Vidu, a text-to-video large AI model capable of creating a 16-second, high-definition video in 1080p resolution with a single click, was unveiled on Saturday at the 2024 Zhongguancun Forum in Beijing.
Developed by Tsinghua University and Chinese AI firm ShengShu Technology, Vidu is China's first video large AI model with extended duration, exceptional consistency and dynamic capabilities.
Vidu not only could simulate the real physical world with precision, but it also possesses rich imagination, featuring multi-camera generation and high spatio-temporal consistency, said Zhu Jun, vice dean of the Institute for Artificial Intelligence at Tsinghua University.
"For example, the dust billowing up we see as the car moves, and the sunlight and shadow effects at different times of the day, can be rendered quite realistically. Another feature is, it can comprehend some of the language of multiple camera angle utilization, and focusing and light tracking effects, even some illusory scenes you can envision," Zhu explained.
As a large AI model developed in China, Vidu is able to understand and generate Chinese content such as giant panda and dragon.
It emerges as the pioneering breakthrough in video modeling after release of Sora, which is developed by the U.S.-based developer OpenAI.

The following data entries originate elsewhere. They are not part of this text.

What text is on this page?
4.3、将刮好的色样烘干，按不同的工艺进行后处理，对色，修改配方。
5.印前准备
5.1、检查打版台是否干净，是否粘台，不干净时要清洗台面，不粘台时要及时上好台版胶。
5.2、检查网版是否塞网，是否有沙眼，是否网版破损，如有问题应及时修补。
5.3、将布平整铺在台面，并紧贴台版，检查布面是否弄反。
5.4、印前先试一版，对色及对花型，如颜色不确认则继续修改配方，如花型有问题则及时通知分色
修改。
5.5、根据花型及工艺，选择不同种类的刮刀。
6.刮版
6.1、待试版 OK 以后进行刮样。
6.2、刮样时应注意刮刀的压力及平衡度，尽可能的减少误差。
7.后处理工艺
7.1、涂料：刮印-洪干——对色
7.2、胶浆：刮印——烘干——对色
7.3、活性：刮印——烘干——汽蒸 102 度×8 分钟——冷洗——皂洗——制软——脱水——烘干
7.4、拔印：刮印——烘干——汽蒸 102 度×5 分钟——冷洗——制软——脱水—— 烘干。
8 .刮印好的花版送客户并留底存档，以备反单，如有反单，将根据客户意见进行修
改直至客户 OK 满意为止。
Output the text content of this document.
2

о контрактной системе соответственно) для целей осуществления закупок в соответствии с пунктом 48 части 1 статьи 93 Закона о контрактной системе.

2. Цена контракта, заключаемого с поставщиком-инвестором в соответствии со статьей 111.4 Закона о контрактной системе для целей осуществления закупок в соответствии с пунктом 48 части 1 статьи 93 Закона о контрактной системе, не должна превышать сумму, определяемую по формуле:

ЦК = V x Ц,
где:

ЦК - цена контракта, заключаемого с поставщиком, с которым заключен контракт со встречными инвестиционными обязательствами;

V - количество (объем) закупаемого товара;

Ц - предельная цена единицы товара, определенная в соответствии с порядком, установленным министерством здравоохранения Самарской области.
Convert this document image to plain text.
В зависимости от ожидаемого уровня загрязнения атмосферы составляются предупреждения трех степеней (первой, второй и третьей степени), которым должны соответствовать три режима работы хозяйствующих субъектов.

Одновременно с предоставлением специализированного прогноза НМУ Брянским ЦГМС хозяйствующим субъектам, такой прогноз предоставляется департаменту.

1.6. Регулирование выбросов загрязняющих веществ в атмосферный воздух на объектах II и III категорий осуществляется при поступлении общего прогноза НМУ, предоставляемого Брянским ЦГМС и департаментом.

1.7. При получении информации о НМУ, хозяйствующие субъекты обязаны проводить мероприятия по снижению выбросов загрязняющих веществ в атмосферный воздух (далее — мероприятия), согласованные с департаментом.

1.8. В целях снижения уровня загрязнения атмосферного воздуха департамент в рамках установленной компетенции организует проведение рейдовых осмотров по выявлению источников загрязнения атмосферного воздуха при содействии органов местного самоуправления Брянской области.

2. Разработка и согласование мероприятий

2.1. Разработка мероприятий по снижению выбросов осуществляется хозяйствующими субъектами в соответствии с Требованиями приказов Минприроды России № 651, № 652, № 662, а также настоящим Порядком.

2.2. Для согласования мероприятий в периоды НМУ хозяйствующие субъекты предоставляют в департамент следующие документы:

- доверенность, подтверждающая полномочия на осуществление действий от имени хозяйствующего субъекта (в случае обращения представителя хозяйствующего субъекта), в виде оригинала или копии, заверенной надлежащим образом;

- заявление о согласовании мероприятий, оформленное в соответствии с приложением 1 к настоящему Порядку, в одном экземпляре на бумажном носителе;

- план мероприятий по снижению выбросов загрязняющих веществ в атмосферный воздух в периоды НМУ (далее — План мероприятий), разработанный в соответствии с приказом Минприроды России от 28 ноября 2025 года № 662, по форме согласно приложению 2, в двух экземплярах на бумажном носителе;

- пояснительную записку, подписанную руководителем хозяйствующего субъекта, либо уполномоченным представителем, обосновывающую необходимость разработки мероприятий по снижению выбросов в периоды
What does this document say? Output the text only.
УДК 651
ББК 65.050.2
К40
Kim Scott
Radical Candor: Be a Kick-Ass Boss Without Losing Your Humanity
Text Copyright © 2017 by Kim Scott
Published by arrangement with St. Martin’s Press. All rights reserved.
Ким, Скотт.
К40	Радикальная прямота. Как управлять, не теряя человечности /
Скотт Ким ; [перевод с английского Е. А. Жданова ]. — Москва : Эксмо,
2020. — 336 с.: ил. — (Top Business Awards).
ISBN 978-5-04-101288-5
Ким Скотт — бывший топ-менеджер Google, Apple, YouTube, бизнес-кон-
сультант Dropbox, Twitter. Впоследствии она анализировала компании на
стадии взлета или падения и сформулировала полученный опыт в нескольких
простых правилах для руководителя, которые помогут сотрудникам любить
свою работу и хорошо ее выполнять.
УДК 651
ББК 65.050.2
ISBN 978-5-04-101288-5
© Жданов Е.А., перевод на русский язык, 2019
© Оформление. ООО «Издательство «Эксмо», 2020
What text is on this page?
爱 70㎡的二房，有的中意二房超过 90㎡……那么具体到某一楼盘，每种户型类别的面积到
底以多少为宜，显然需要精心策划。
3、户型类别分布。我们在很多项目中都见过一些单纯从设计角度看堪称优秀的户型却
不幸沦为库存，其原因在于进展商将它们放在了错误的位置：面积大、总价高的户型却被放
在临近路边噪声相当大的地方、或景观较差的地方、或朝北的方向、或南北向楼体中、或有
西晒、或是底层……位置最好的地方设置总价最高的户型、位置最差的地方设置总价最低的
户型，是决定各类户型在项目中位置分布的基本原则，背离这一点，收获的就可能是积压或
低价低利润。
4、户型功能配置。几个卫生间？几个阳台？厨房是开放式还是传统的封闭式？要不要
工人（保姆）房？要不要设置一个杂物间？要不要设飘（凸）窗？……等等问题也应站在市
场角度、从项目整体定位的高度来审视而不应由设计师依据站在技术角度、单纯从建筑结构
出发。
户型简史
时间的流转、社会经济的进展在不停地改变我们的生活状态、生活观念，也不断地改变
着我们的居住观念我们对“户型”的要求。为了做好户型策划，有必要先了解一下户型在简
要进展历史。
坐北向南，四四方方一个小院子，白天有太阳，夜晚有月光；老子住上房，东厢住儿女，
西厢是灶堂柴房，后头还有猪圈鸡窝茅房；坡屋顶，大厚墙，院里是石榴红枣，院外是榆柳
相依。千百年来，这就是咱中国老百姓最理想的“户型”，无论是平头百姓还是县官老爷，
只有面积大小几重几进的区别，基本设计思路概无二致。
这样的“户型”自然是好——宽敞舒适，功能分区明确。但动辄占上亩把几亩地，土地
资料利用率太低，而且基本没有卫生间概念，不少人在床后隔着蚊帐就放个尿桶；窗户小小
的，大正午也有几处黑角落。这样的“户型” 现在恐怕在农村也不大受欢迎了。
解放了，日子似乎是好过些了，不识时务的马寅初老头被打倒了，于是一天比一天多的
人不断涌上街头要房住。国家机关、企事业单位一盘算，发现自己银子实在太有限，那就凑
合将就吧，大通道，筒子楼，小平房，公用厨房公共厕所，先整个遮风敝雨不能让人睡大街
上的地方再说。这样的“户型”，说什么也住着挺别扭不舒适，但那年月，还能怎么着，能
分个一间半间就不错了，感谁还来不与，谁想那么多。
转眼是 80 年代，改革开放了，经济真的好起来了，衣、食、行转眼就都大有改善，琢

"Vidu utilizes our proprietary technology architecture. Sora does not disclose its technical roadmap. We have been developing core technologies such as deep artificial intelligence and diffusion models independently," Zhu said.
The company said that Vidu's core architecture was proposed as early as in 2022.
The development of Vidu made major progress in January by generating four-second video and eight-second video in March.
Although there is a duration gap compared to Sora's ability to generate one-minute video, Zhu revealed that the technology roadmap has been realized over the past two months, and Vidu is iterating at a faster pace.
The release of Vidu has once again ignited deeper discussions about AI among the public, encompassing hopes, concerns, and visions for the future.
"AI has yet to achieve the capability of generating full-length films with a single click. We still have a long way to go. However, once certain conditions are met, we will undoubtedly make it available to everyone. In this process, we need to make it controllable, safe and accountable. In our country, development and governance are valued equally and we have actually attached equal importance to both of them," Zhu said.